Ich verwende (aus Gewohnheit) Corel Draw 12 (hätte aber auch eine Adobe Suite und Streamline - kenne mich aber damit nicht aus). 

Ich hätte folgende Bitte: Kann mir jemand einen Tip geben, wie man Vektordateien möglichst einfach für einen Schneidplotter umwandeln kann? Das Problem ist dabei folgendes: In zahlreichen Vektorgrafiken sind Elemente mit Hilfe der Strichstärke dargestellt, z. B. ein Kreis/Ring. Dieser ist i.d.R. mit einer einzigen Linie dargestellt (ersichtlich in der Ansicht einfacher Umriss) Die "Dicke" ist abhängig von der verwendeten Strichstärke. Würde ich diesen Ring mit einem Schneidplotter plotten, würde ich keinen Ring, sondern nur eine Scheibe erhalten. Um einen Ring zu erhalten muß die Grafik (der Ring) aus 2 Kreisen (innere Kontur und äußere Kontur) bestehen. Wie kann ich aus einem Kreis, welcher mit einer großen Strichstärke gezeichnet ist, eine Vektorgrafik mit zwei Kreise machen? Bei einem Bitmap würde ich in Corel Trace oder Streamline einfach nach Umriss vektorisieren. Wandele ich aber die vorhandene Vektorgrafik in ein Bitmap um und vektorisiere sie dann, wird das Ergebnis viel zu schlecht, um es zu plotten. 
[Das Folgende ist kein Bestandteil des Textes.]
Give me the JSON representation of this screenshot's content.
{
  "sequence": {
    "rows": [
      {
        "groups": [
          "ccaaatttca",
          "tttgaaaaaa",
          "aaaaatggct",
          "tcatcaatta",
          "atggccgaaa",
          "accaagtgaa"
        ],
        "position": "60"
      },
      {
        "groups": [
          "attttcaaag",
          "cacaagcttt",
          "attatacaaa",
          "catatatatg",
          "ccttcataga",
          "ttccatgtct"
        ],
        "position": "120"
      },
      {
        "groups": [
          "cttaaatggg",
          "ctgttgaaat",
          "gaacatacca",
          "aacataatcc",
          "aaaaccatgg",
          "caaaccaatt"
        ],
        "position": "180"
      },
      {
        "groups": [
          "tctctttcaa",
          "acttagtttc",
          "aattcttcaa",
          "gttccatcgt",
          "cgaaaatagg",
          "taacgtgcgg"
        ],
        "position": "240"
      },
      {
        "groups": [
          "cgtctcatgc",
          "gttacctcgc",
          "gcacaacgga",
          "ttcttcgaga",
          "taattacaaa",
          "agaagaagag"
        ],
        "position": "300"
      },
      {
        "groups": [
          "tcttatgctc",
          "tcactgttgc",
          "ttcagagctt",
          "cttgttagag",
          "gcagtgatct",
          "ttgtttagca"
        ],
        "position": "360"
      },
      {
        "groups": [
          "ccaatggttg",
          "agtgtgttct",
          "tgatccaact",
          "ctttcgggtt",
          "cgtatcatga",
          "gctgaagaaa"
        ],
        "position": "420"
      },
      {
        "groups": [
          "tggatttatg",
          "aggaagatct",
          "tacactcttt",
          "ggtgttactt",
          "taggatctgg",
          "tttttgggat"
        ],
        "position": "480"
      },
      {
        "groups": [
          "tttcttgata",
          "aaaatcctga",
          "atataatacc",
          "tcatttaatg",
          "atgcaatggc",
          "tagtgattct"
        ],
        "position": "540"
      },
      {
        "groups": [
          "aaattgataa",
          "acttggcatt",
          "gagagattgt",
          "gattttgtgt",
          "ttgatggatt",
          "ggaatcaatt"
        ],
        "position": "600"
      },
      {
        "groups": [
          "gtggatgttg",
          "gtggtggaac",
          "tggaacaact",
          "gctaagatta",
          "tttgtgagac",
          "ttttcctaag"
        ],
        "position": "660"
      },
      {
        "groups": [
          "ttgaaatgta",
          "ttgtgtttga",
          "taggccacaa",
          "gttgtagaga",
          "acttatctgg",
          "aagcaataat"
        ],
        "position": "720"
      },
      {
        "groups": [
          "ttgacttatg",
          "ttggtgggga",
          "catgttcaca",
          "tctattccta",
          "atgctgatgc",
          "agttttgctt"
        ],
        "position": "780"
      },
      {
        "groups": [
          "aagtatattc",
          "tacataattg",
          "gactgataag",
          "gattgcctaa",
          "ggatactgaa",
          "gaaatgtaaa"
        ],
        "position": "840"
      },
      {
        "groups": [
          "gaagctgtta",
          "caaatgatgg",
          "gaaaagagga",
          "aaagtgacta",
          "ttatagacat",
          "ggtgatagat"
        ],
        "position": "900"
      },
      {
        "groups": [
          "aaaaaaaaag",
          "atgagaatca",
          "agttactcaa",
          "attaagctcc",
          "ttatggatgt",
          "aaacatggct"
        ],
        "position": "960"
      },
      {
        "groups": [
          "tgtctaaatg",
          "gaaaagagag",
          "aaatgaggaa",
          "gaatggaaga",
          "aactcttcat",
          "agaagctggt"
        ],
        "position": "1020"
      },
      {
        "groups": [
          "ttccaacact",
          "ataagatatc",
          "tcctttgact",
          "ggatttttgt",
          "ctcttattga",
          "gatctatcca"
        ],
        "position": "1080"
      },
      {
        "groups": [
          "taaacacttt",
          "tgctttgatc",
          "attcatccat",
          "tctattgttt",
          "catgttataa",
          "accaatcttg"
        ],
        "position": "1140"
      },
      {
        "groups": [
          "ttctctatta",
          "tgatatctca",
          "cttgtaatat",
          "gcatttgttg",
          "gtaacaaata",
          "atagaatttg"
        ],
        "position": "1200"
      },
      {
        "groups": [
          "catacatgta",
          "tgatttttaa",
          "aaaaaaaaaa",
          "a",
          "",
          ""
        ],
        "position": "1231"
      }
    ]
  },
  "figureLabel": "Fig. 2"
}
Natürlich wurde der Ring hier nur als Beispiel gewählt. Die Grafiken um die es geht sind sehr komplex. Das nachzeichnen dauert manchmal Tage. 
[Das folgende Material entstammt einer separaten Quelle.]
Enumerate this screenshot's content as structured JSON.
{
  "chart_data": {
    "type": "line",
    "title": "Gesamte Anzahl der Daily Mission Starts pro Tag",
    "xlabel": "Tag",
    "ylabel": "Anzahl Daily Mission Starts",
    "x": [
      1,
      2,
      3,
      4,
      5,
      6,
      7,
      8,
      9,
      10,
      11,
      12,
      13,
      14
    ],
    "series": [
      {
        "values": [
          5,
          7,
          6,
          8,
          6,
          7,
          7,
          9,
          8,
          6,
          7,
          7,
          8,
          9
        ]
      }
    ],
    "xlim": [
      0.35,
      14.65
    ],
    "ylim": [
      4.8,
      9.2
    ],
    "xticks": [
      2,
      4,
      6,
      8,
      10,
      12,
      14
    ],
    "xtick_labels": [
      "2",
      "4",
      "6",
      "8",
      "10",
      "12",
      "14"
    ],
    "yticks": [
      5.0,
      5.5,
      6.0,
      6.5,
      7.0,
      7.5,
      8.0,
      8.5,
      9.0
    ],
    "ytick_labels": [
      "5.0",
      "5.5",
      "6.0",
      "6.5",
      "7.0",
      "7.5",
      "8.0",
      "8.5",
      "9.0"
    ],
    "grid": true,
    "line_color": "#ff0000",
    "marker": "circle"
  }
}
Für einen Tip besten Dank im voraus. 


A. Töpfer


----------



## Werwolf_Kocak (23. Mai 2004)

*Vektorgrafiken*

Ich denke mal, das es am besten ist, diese Grafiken in der Form zu speichern, womit man später keine Verluste an Qualitäten hat, zumindestens sollte dann kein Problem entstehen, in  Vektorformate umzuwandeln. Denn jedes Bild kann man doch in .tiff speichern und somit leichter in .eps, .png oder .ps umwandeln! So mache ich es zumindest!

P.S. Wenn du eine bessere Idee hast sag mir bitte Bescheid.
E-Mail: kahraman2wolf@aol.com

MFG Kahraman


----------



## Satsujinn (23. Mai 2004)

also du weisst schon das der plotter ja keine striche schneide beziehungsweisse net aushebbar =)
die müssen mindest 0.5mm sein (glaub ich ) darum müsst du denen ne kontur geben um die kontur von der linie trennen und die linie löschen =)


----------



## barnbeck (2. Juni 2004)

du brauchst bloss über "anordnen \ umriss in objekt umwandeln"
den einen strich in objekt wandeln, dann schneidet der plotter auch die "aussenkanten" der linie


----------